— The Battle for Kentucky October 8, 1862 —
About 4 PM on October 8, Colonel Samuel Powell was ordered to move his brigade westward and discover how many Federal troops were stationed west of Perryville. His 1,000-man force dutifully advanced along the Springfield Pike (today US 150 and 4th Street), and ran headlong into the 22,000 men of Acting Major General Charles C. Gilbert's III Corps. Gilbert's command, idle for most of the day, reacted to this probe with fury and soon sent Powell's men scurrying back info Perryville with Federal troops in hot pursuit.
The pursuing Federals belonged to Colonel William P. Carlin's brigade of Brigadier General Robert B. Mitchell's 9th Division. Carlin was an experienced and aggressive officer, and pushed his command forward with vigor. The Confederates realized that the safest course was to retire across the Chaplin River and Brigadier General Preston Smith's brigade, the last Confederate reserve, hurried forward to cover Powell's withdrawal.
Carlin placed 4 cannon of the 2nd Minnesota Battery on a ridge overlooking town (at the site of present-day Perryville Elementary School). The Federal guns shelled the Confederate troops as they tried to cross the river via the covered Second Street Bridge (site of today's modern highway bridge) or the causeway at Third Street (site of today's pedestrian bridge). Confederate batteries on the heights east of town began shelling the Federal guns, and artillery rained all over Perryville. Several structures suffered severe damage in the crossfire, and some buildings near the two bridges (including right where you are standing) caught fire.
The Federal infantry then moved into town, led by the 21st Illinois. Carlin's men secured the western part of Perryville, while the Confederates retired eastward. A private in the 1st Arkansas recalled the Federals making "a terrible assault from behind the houses."
Mitchell sensed a great opportunity and wanted to occupy Perryville with more troops, but Gilbert intervened and directed the 9th Division to hold back. The Federal high command still believed that Bragg had more men on the field, and Gilbert feared a trap. The opportunity passed, and Carlin pulled most of his forces back to Perryville's western outskirts.
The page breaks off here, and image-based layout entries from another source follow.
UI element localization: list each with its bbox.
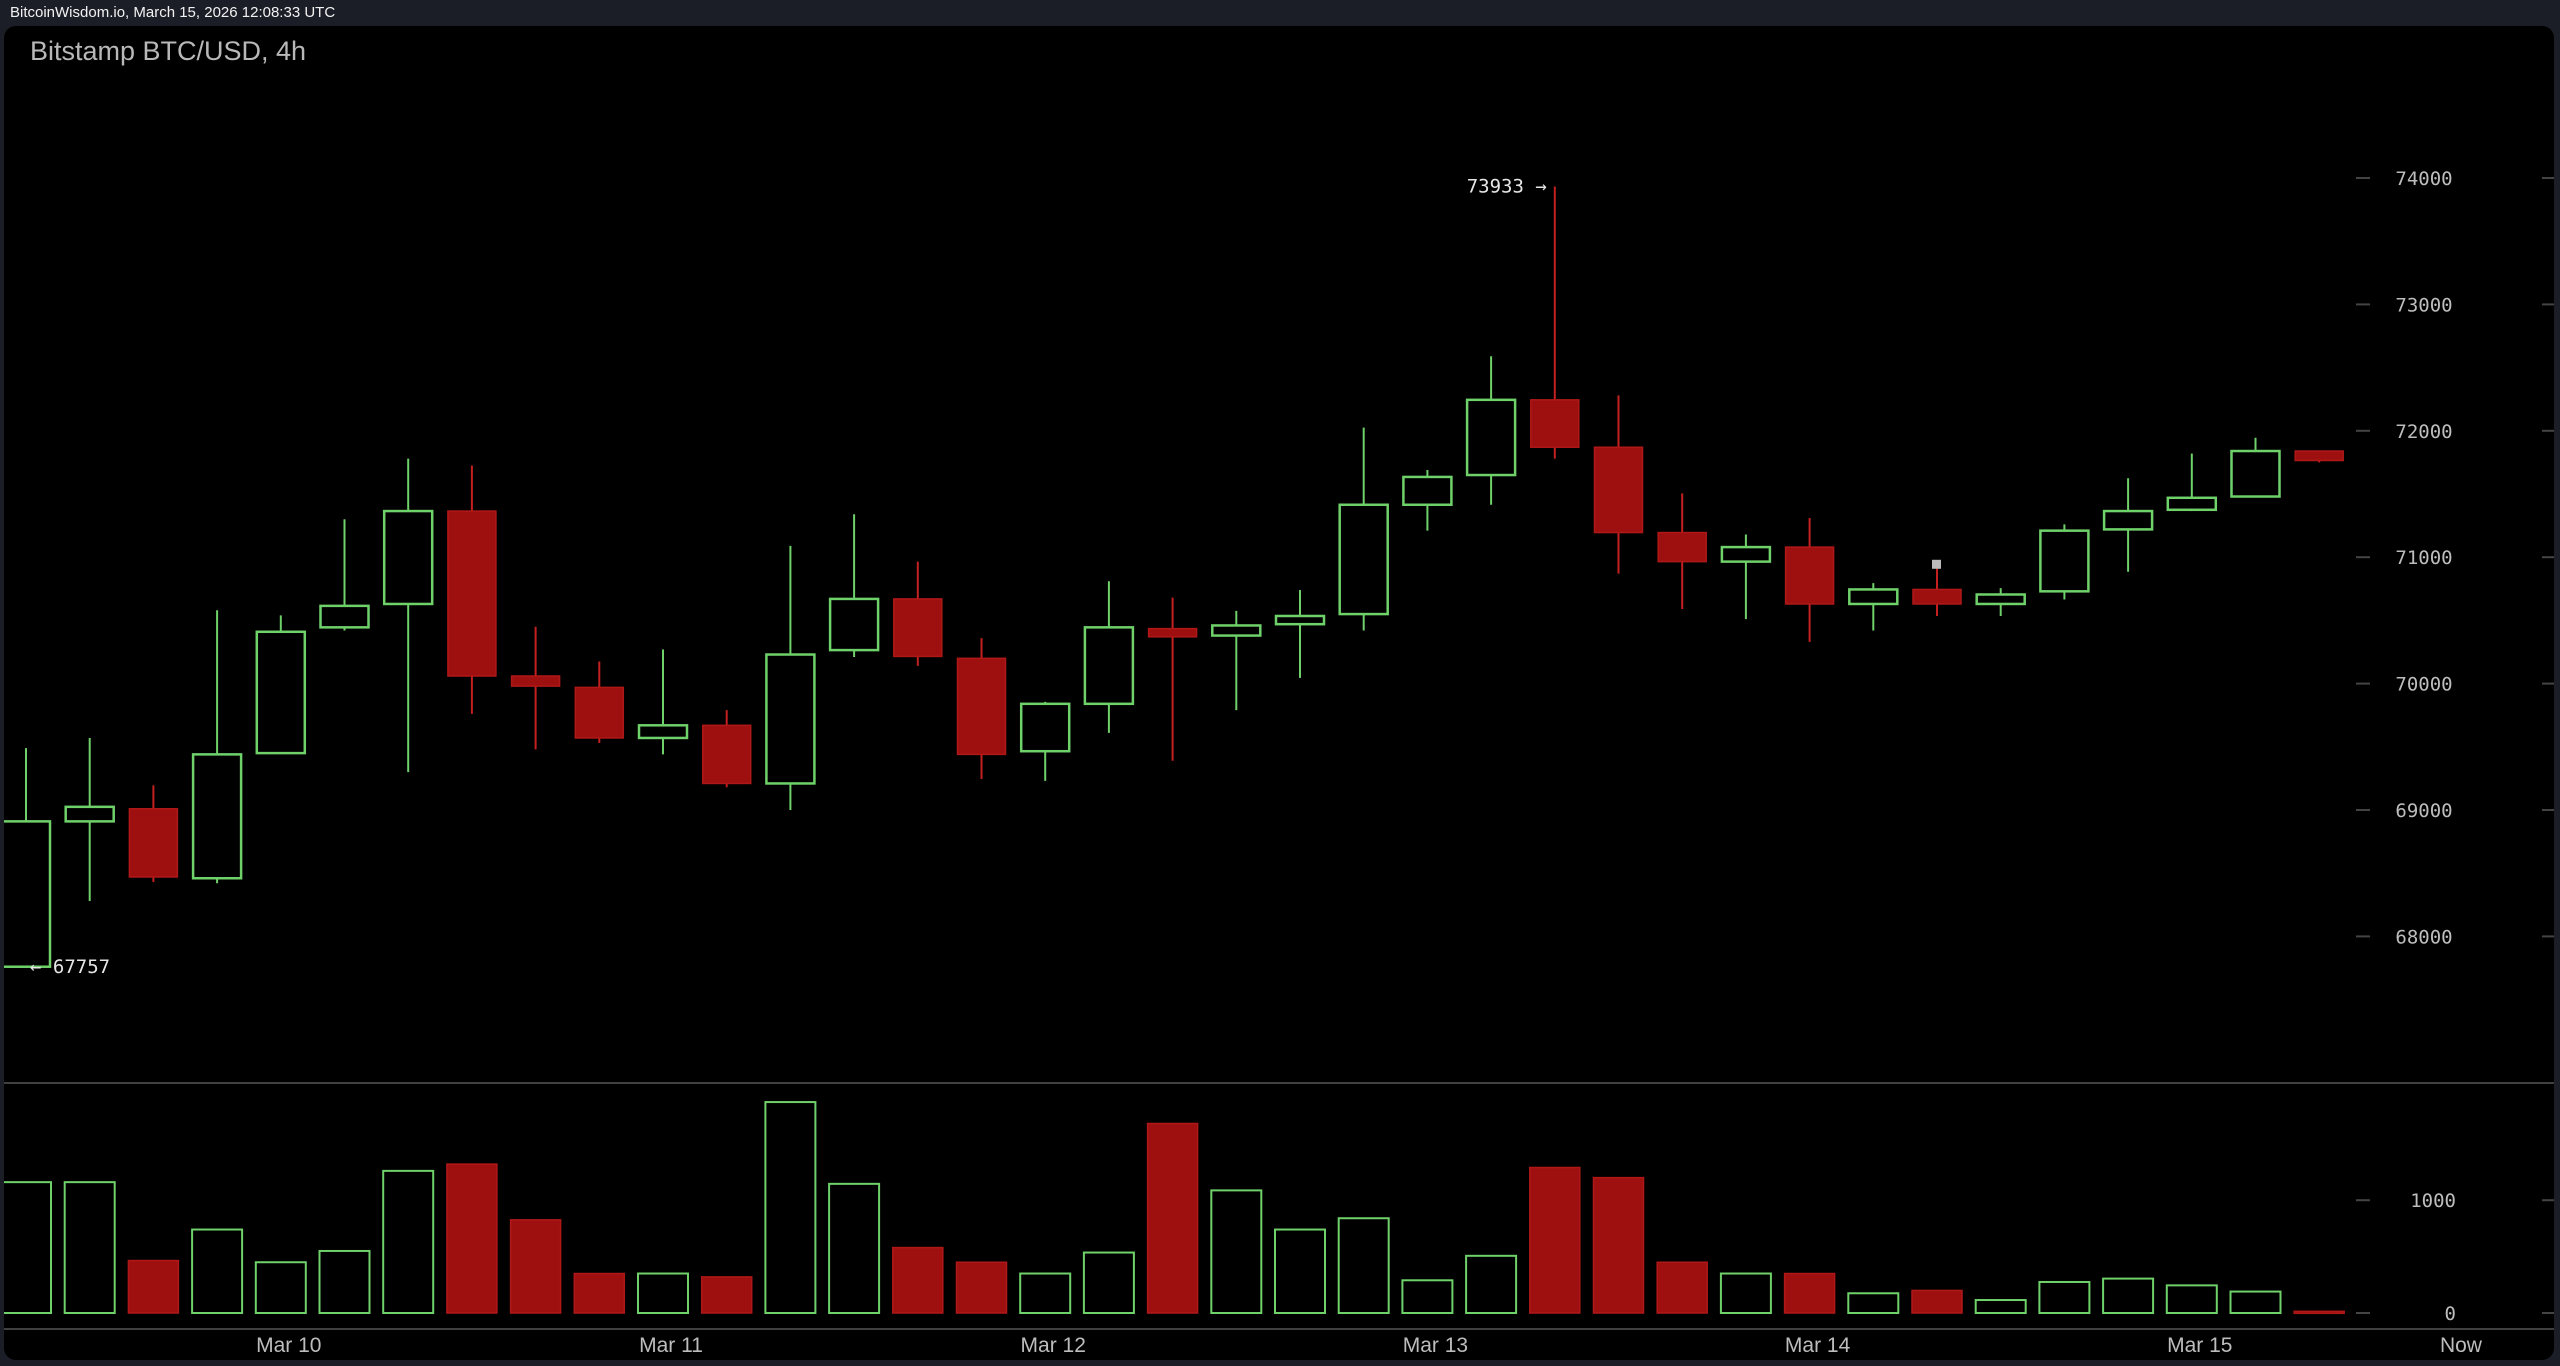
- volume-bar-up: [2102, 1277, 2155, 1314]
- price-tick-label: 71000: [2395, 547, 2452, 569]
- candle-body-down: [1784, 546, 1835, 605]
- volume-bar-down: [892, 1246, 944, 1314]
- volume-bar-down: [2293, 1310, 2345, 1315]
- volume-bar-down: [955, 1261, 1008, 1314]
- current-price-marker: [1932, 559, 1941, 569]
- top-bar: BitcoinWisdom.io, March 15, 2026 12:08:3…: [0, 0, 2560, 26]
- candle-body-up: [765, 653, 816, 785]
- candle-body-down: [893, 598, 943, 658]
- volume-bar-down: [1911, 1289, 1963, 1314]
- volume-bar-down: [573, 1272, 626, 1314]
- candle-body-up: [64, 805, 115, 823]
- chart-panel: Bitstamp BTC/USD, 4h 68000 69000 70000 7100…: [4, 26, 2554, 1360]
- volume-bar-up: [764, 1101, 817, 1314]
- candle-body-up: [2230, 449, 2281, 498]
- volume-bar-down: [509, 1219, 562, 1314]
- candle-body-up: [1338, 503, 1389, 616]
- price-tick-label: 70000: [2395, 674, 2452, 696]
- candle-body-up: [1019, 702, 1071, 753]
- candle-body-up: [828, 597, 880, 652]
- candle-body-down: [447, 510, 497, 677]
- chart-title: Bitstamp BTC/USD, 4h: [30, 36, 307, 66]
- volume-bar-up: [382, 1169, 435, 1314]
- candle-body-up: [255, 630, 307, 755]
- price-tick-label: 68000: [2395, 926, 2452, 948]
- x-tick-label: Mar 10: [256, 1334, 321, 1357]
- volume-bar-up: [254, 1261, 307, 1314]
- x-tick-label: Mar 12: [1021, 1334, 1086, 1357]
- volume-bar-up: [1401, 1279, 1454, 1314]
- candle-body-down: [1657, 531, 1707, 563]
- volume-bar-up: [191, 1228, 244, 1314]
- candle-body-up: [1083, 626, 1135, 706]
- price-tick-label: 74000: [2395, 168, 2452, 190]
- volume-bar-down: [127, 1259, 180, 1314]
- candle-body-up: [1975, 593, 2026, 606]
- volume-bar-up: [63, 1181, 116, 1314]
- candle-body-down: [128, 807, 179, 878]
- candle-body-up: [382, 509, 434, 606]
- volume-bar-down: [700, 1276, 753, 1314]
- x-tick-label: Now: [2440, 1334, 2483, 1357]
- volume-bar-up: [1019, 1272, 1072, 1315]
- volume-bar-up: [1274, 1228, 1326, 1314]
- candle-body-up: [4, 820, 52, 968]
- candle-body-up: [637, 724, 689, 740]
- candle-body-down: [1593, 446, 1644, 534]
- x-tick-label: Mar 13: [1403, 1334, 1468, 1357]
- candle-body-down: [1530, 399, 1580, 448]
- candle-body-down: [701, 724, 752, 785]
- price-tick-label: 69000: [2395, 800, 2452, 822]
- volume-bar-up: [637, 1272, 689, 1315]
- candle-body-down: [1147, 627, 1198, 638]
- candle-body-up: [1402, 475, 1453, 506]
- volume-bar-down: [1783, 1272, 1836, 1314]
- candle-body-up: [2039, 529, 2090, 593]
- candle-body-down: [510, 675, 561, 687]
- candle-body-up: [191, 753, 243, 880]
- candle-body-up: [2166, 496, 2218, 512]
- volume-bar-up: [1847, 1292, 1900, 1315]
- volume-bar-down: [446, 1163, 498, 1314]
- volume-bar-up: [2229, 1290, 2282, 1314]
- candle-body-up: [1274, 614, 1326, 626]
- candle-body-down: [1912, 588, 1962, 605]
- candle-body-up: [1211, 624, 1262, 637]
- candle-body-up: [1848, 588, 1899, 606]
- volume-bar-up: [1974, 1299, 2027, 1314]
- volume-bar-up: [1465, 1254, 1518, 1315]
- high-annotation: 73933 →: [1467, 175, 1547, 197]
- volume-bar-down: [1592, 1176, 1645, 1314]
- candle-body-up: [2102, 509, 2154, 531]
- low-annotation: ← 67757: [30, 956, 110, 978]
- volume-bar-up: [1337, 1217, 1390, 1315]
- candle-body-up: [319, 604, 370, 629]
- candle-body-down: [574, 686, 625, 739]
- volume-bar-up: [4, 1181, 52, 1314]
- volume-tick-label: 1000: [2410, 1190, 2456, 1212]
- volume-bar-up: [1210, 1189, 1263, 1314]
- x-tick-label: Mar 15: [2167, 1334, 2232, 1357]
- candle-body-down: [2294, 450, 2344, 462]
- candle-body-down: [956, 657, 1007, 756]
- price-tick-label: 73000: [2395, 294, 2452, 316]
- volume-bar-up: [2038, 1280, 2091, 1314]
- candle-body-up: [1465, 398, 1517, 477]
- volume-bar-up: [318, 1249, 371, 1314]
- volume-tick-label: 0: [2445, 1303, 2456, 1325]
- volume-bar-down: [1656, 1261, 1708, 1314]
- volume-bar-up: [2165, 1284, 2218, 1315]
- candle-body-up: [1720, 545, 1772, 563]
- volume-bar-up: [828, 1182, 881, 1314]
- volume-bar-up: [1082, 1251, 1135, 1314]
- x-tick-label: Mar 11: [639, 1334, 703, 1357]
- x-tick-label: Mar 14: [1785, 1334, 1851, 1357]
- volume-bar-down: [1529, 1166, 1581, 1314]
- price-tick-label: 72000: [2395, 421, 2452, 443]
- header-caption: BitcoinWisdom.io, March 15, 2026 12:08:3…: [10, 4, 336, 21]
- volume-bar-up: [1719, 1272, 1772, 1315]
- candlestick-chart: 68000 69000 70000 71000 72000 73000 74000 0 1000…: [4, 168, 2554, 1357]
- volume-bar-down: [1146, 1122, 1199, 1314]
Firing continued into the night; in the darkness, 15 Confederate ammunition wagons and 68 men were captured.
This action ended the Battle of Perryville.
"Advance and if you meet the enemy, overpower him."
Colonel William P. Carlin to Colonel Hans C. Heg, 15th Wisconsin Infantry
"The Yankees planted a battery and turned it on the town?when we got to the street [Second Street] the Yankees got our range?the shells came thick and went through many of the houses. We stayed there a few minutes, then they called us to order. We went in double quick time down the street. We got out of town."